Rachel Louise Snyder Excerpt
From The Question of Ilios Lane
After Mary went to college, her father went to India, carrying his message of bridges. Bridges as economic saviors. Bridges as portals into the twenty-first century. Bridges as purveyors of change … social, community, financial. Beautiful, beautiful bridges. Get as far away as you can. Disconnect yourself so that you can connect others. Michael McPherson, Mary Elizabeth had to admit, was a man who’d lived not entirely devoid of passion in his life. (Oh goodness, a slip of tenses, a spoiler alert. Yes. Poor Michael McPherson. He’d loved bridges. And he’d loved his family. And he may well have loved the two in precisely that order, but he was passionate only about the one).
He had died a year earlier in a tiny, mountainous village in Northern India called Motna, in the most banal way: a car accident. The state of India had been building a new road through the mountains to connect the villagers across the Tehri Dam Reservoir with National Highway 94 and Michael McPherson was there, in fact he’d spent weeks there, selling his modular bridges to local governments, trying to get them to see how the farmers in their far flung mountainous communities could sell their produce to the larger markets of Rishikesh and Meerut, maybe even Delhi. And by and large, they did see. Sales were brisk.
It had been a step down, this job. The guy on the ground. But after everything, the Real Story, which was after the day Mary Elizabeth McPherson saw fuchsia and believed God had foibled and after she had switched high schools, and after she had applied to and been accepted to the University of Illinois, Michael McPherson had asked—begged, really—to be transferred, to be sent away, to be exiled. He’d had to get a passport, and shots for typhoid and yellow fever and Hepatitis A and B and C, and Japanese Encephalitis (because you can never be too sure), and Rotovirus and Swine Flu, and then he’d gone and Mary Elizabeth had seen him once or twice a year all through college and then he had died in that most hackneyed way and she’d felt relieved now, because the awkwardness that had settled between them after The Day Of The Real Story was gone, and she could just remember him any old way she wanted now.

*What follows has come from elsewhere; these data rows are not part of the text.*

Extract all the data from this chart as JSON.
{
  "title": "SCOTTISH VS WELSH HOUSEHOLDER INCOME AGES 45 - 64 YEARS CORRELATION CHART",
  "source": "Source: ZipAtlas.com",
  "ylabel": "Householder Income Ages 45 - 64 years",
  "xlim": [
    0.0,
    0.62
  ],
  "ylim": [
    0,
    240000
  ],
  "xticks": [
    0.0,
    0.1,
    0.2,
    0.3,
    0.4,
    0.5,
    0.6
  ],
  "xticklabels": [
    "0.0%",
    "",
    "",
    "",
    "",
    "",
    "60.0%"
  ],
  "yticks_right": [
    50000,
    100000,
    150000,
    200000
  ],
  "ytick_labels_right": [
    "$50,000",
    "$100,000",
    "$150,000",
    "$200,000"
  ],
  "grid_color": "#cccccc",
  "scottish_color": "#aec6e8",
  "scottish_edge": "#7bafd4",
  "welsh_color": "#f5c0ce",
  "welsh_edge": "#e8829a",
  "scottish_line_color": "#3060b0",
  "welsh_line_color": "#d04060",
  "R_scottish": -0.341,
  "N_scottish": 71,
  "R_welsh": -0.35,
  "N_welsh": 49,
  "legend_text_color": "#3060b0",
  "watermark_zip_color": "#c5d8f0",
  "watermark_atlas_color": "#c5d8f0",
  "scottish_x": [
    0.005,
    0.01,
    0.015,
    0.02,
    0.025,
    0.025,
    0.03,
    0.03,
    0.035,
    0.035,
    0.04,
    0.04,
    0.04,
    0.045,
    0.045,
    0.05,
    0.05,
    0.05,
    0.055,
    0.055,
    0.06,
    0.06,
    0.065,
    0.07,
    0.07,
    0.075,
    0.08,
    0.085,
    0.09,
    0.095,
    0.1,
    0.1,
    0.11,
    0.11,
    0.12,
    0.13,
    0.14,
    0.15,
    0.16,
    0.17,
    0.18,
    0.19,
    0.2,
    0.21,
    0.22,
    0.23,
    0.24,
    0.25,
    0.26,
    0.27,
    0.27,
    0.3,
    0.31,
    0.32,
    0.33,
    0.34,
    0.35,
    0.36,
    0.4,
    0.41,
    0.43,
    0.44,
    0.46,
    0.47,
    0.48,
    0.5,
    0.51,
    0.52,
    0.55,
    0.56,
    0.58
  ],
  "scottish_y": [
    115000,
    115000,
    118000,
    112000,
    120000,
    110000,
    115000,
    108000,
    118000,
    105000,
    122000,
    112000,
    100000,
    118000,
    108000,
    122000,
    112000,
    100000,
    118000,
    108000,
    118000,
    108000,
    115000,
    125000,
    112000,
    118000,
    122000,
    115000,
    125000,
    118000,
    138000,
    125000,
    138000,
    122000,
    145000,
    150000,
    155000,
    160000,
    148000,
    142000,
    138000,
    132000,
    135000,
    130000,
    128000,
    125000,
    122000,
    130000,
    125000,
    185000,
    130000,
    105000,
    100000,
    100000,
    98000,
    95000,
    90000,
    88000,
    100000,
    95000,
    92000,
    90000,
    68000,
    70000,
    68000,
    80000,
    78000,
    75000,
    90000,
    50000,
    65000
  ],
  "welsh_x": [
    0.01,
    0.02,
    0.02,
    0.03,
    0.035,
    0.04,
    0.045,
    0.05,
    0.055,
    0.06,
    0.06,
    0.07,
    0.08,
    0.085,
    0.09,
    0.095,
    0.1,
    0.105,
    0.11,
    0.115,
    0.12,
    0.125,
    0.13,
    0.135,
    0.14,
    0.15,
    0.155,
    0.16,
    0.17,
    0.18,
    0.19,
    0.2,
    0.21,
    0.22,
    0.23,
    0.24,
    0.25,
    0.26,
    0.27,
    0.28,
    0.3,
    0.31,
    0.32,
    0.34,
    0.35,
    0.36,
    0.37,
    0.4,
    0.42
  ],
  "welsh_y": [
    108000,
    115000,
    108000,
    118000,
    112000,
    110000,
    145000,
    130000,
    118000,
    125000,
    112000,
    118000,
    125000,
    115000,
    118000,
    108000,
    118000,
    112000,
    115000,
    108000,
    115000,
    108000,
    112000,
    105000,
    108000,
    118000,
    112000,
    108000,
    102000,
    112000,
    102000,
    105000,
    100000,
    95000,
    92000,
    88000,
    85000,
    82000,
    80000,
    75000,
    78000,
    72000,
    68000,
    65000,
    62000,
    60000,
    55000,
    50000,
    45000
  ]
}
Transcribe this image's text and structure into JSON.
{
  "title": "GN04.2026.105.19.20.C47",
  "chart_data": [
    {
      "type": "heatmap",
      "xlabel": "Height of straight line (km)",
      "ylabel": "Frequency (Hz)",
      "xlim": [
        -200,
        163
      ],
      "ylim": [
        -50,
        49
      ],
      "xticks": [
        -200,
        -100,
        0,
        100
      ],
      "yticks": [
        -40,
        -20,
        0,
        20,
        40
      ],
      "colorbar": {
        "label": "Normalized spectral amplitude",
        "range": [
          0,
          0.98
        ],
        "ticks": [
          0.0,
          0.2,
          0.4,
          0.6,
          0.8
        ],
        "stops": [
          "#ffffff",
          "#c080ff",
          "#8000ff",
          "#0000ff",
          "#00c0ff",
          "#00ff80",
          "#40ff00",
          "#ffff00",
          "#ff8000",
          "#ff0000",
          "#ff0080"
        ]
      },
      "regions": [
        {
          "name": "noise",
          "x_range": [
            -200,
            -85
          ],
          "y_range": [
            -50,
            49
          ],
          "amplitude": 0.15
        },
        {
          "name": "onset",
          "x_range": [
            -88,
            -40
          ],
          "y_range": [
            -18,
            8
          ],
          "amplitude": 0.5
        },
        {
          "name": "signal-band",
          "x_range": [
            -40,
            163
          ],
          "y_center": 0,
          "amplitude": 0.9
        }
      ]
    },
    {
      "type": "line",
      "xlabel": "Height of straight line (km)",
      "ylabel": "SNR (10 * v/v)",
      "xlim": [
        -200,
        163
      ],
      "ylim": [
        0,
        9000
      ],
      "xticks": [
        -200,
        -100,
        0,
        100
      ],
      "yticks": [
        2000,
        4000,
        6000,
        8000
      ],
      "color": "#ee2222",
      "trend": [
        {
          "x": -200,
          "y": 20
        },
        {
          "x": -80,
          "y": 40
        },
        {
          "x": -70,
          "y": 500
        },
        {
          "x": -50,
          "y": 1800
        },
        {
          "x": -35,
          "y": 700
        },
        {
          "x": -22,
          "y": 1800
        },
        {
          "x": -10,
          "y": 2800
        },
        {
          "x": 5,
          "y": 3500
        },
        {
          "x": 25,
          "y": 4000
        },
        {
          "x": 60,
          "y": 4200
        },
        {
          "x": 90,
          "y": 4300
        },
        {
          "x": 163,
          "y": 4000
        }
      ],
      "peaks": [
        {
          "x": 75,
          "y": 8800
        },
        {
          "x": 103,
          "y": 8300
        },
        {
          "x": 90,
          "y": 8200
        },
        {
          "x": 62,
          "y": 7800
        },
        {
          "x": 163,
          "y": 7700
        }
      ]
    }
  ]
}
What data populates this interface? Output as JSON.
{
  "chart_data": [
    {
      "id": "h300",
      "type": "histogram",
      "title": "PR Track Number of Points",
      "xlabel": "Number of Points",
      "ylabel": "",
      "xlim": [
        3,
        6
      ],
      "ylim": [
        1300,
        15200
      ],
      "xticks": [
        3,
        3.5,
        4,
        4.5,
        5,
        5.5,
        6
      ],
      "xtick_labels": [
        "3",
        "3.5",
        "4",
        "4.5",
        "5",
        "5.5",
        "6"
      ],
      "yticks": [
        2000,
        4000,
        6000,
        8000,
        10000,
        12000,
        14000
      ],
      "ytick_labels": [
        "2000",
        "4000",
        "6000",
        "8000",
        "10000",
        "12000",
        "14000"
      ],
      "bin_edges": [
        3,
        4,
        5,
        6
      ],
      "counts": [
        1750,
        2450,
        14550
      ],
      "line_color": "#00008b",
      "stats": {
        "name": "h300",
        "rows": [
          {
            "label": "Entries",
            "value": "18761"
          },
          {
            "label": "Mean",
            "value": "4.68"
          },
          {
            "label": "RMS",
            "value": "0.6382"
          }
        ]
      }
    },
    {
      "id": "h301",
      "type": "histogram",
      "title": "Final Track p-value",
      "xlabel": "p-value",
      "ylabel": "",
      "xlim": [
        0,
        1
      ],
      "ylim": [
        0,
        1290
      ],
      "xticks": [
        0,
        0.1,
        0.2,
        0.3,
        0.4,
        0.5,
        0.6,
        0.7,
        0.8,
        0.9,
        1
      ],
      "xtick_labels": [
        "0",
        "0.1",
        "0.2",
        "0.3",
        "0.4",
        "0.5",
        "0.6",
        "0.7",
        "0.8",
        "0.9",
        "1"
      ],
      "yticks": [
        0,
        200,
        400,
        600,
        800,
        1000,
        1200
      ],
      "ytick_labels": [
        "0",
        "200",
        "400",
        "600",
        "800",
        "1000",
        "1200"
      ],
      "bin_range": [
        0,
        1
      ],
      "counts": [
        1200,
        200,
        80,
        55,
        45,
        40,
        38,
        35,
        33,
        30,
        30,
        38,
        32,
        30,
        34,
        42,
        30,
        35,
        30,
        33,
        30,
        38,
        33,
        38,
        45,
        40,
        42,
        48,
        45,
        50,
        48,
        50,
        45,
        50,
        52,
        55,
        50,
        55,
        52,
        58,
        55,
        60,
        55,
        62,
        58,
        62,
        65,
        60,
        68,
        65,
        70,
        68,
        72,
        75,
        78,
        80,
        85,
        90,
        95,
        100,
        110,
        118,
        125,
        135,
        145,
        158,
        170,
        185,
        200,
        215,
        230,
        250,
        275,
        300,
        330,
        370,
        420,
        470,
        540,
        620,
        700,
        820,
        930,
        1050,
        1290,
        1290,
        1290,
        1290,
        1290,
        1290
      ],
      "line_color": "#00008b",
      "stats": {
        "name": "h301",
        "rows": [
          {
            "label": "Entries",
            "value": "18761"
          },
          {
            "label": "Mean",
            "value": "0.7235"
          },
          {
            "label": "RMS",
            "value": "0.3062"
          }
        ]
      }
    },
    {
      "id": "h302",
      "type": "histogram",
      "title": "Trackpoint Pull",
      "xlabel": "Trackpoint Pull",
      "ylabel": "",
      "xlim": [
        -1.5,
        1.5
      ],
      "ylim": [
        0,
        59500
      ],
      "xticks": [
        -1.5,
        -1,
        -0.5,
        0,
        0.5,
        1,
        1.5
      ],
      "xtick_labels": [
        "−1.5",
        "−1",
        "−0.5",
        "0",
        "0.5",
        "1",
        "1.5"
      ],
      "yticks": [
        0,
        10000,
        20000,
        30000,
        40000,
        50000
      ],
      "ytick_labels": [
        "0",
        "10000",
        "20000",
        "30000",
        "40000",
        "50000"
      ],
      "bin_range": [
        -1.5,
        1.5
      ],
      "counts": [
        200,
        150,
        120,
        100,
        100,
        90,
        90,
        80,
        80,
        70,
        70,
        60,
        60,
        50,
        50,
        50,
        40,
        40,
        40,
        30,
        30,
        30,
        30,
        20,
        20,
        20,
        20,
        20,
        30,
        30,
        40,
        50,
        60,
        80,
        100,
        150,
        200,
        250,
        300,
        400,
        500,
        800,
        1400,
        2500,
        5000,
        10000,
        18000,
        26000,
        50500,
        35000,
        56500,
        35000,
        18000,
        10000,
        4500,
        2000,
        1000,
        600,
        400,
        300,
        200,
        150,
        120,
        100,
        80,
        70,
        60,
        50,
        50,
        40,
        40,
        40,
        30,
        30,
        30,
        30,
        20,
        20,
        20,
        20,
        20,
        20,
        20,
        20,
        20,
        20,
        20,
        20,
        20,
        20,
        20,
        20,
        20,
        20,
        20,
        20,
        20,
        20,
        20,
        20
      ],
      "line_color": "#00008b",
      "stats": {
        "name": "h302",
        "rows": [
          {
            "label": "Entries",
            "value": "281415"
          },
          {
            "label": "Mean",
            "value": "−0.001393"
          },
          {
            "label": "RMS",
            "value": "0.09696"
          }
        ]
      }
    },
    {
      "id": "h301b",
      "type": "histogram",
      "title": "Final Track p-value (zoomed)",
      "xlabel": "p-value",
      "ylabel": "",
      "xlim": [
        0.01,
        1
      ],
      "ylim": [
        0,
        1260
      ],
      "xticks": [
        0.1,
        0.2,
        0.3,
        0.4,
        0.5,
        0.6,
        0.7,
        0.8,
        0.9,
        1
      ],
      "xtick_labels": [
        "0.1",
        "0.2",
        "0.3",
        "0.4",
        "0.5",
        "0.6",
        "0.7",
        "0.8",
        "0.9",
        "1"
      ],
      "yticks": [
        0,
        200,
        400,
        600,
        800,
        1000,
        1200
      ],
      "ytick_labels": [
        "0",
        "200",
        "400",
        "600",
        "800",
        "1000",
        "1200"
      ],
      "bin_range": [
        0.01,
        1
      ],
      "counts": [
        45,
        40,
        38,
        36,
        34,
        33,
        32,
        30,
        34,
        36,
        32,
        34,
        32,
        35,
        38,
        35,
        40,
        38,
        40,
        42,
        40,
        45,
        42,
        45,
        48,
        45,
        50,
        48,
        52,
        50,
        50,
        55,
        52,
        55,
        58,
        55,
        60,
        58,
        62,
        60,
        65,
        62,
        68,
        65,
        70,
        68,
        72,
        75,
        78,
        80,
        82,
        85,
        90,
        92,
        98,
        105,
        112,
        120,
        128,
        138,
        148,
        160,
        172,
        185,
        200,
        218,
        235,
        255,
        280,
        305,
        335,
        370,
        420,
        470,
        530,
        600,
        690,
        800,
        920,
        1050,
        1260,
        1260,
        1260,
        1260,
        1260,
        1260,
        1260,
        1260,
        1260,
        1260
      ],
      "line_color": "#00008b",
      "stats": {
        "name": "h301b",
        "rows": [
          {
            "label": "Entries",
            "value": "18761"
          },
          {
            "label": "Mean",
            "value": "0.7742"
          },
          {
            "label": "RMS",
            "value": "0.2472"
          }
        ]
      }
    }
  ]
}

She remembered Arthur, too. Yes, Arthur Gardenia. The man Mary Elizabeth often believed she missed the most. He’d gone nowhere, so far as she knew. Stayed put, stayed home, stayed the same. She was less than five miles away from him, but Oak Park was a no-fly zone for Mary Elizabeth. He could have been a block away and she’d have never visited. Not from lack of desire, but for the same reasons the Bosnians who’d lived through war didn’t relish a return to their homeland no matter how safe they were now, no matter how much time had passed. No matter how much had evolved and then dissolved in the fullness of time and history. Because a place of tragedy is always only one way to its victims, and to those victims, the physical change of a place that harbors great tragedy is unforgiveable. Our memories stall in such geographies, and they lodge themselves into settings that move on so completely, so callously, so hideously.
This was Sarajevo. This was Zagreb.
This was Ilios Lane for Mary Elizabeth.
Geography, stalled.
Still, on late nights when she finds herself alone, and out somewhere in her neighborhood in Chicago, it doesn’t keep her from occasionally looking for Arthur Gardenia, wishing he’d appear from around the corner, from the doorway of a convenience store to help her carry home a gallon of milk.